A Day in the Local-ist Future

So much of this future depends on whether or not the transition is voluntary or forced. Let’s look at a day in the best-case-scenario of planned abdication and the continuance of our communication network. In this low-energy future, people typically work within their communities to provide direct goods or services for their neighbors, as exports and imports are severely limited by circumstance. Trades, adapted for this world, may look like a steam-punk version of preindustrial work: some mechanization through electric motors or wind- or water-driven mechanisms to turn raw materials into goods–fiber and textiles from wool, cotton, and flax and other materials from lumber, wheat, and metal. Houses are retrofitted to be heated, cooled, and watered from different sources of energy. Some people telecommute over the new, low-energy internet, which does not support streaming video or voice, but text communication remains instant and audio, video, and other files can be transmitted at night, when traffic is low. Broadcast television and radio make a comeback, and local libraries hold vast digital collections of media that can be “borrowed” by USB Stick or even over a community-scale intranet. Schools, communities, and economies get smaller and tighter, linked by roads, bicycles, and animal power.

In the case of infrastructure collapse, we may face a more provincial and bleak future–especially if the internet collapses. Although minimal electric power will be available, without planning, it is sporadic and difficult to maintain. Wind, water, animals, and humans provide much of the power, leading to a huge reduction in the stanard of living.

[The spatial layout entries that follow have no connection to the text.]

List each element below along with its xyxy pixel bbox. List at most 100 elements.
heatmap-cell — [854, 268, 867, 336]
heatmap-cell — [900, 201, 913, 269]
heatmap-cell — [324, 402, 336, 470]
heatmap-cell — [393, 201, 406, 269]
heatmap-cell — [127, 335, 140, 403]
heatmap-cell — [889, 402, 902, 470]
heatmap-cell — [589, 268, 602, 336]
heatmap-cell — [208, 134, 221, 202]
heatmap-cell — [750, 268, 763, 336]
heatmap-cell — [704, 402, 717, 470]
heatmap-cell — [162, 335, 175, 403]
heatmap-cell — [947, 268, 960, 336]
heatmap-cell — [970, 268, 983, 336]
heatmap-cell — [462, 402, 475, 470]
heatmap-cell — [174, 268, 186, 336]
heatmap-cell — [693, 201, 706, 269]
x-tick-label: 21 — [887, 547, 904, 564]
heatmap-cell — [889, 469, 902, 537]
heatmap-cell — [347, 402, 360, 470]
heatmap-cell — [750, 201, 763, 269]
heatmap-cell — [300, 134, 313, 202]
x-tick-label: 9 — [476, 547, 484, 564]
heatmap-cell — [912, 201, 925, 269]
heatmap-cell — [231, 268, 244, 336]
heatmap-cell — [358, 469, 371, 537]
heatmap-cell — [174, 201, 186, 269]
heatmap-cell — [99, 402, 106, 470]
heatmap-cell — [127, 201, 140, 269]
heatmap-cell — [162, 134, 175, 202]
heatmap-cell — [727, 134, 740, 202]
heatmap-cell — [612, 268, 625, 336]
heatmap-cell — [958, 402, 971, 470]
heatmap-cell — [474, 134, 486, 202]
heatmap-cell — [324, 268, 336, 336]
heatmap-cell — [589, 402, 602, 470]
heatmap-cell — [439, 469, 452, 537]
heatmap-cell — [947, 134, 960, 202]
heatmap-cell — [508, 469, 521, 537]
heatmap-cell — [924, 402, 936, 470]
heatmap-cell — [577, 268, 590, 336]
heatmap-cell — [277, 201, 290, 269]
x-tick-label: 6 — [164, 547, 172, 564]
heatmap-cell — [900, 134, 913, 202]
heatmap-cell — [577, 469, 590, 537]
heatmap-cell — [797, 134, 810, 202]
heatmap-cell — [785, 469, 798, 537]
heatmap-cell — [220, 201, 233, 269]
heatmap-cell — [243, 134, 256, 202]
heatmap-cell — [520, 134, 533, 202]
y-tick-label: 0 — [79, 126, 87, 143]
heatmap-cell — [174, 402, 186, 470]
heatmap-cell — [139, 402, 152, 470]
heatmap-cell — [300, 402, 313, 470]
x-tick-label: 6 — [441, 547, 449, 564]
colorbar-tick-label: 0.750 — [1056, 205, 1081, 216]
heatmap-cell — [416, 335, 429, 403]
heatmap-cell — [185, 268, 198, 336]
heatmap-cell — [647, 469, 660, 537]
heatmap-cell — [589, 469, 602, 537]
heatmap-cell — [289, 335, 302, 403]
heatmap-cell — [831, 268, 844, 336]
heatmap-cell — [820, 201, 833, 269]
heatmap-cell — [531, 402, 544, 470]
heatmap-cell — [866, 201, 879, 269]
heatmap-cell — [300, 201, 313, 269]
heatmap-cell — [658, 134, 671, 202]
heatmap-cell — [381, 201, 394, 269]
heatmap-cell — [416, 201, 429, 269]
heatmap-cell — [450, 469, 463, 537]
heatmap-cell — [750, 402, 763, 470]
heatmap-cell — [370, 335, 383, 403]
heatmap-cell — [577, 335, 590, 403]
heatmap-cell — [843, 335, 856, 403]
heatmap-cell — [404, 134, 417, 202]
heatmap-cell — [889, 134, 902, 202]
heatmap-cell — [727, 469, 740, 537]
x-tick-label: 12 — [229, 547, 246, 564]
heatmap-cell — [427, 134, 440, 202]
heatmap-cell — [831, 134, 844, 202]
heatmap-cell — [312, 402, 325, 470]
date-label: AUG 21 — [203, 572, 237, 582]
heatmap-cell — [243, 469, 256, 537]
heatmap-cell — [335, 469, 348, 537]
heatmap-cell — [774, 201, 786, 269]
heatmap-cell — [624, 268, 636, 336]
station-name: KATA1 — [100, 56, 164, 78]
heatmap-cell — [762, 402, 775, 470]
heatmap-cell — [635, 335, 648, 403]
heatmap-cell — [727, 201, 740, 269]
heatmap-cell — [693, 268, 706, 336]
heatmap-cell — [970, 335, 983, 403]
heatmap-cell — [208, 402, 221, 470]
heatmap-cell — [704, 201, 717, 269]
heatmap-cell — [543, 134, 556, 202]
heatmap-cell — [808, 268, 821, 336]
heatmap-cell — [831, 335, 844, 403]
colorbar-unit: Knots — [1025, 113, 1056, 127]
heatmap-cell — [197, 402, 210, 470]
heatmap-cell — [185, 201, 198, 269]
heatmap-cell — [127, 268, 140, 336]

Also, as this was involuntary, it may sink the collective mood of much of humanity, leading to more Hobbsian interactions between individuals and groups, which is a fancy way of saying people will be mean to one another and societies will go to war. More of the population must commit their time to growing food, reducing the amount of time available for maintaining our standard of living through services. Infrastructure that survived the collapse will be highly coveted, and things that were destroyed will be mined for usable building materials. New structures will be small and rude, until people have the time and stability to build more substantial structures. Trade will be practically nonexistant for most purposes, and travel will be slow except by water. Communities and the economy are likely to be small, isolated, and provincial.

Over this series of posts, we’ve discussed the faltering of our supply chain and its reliance on fossil fuels. This has parallels in biology and history, leading us to the discussion here, in this final post, of what will happen when fossil fuels are no longer available to us. We have a choice to make and every day we wait to meet this decision, our options and outlook become worse. While we hope for the reasonable adaptation future, we’ll plan for the local-ist one and build community resilience where we are.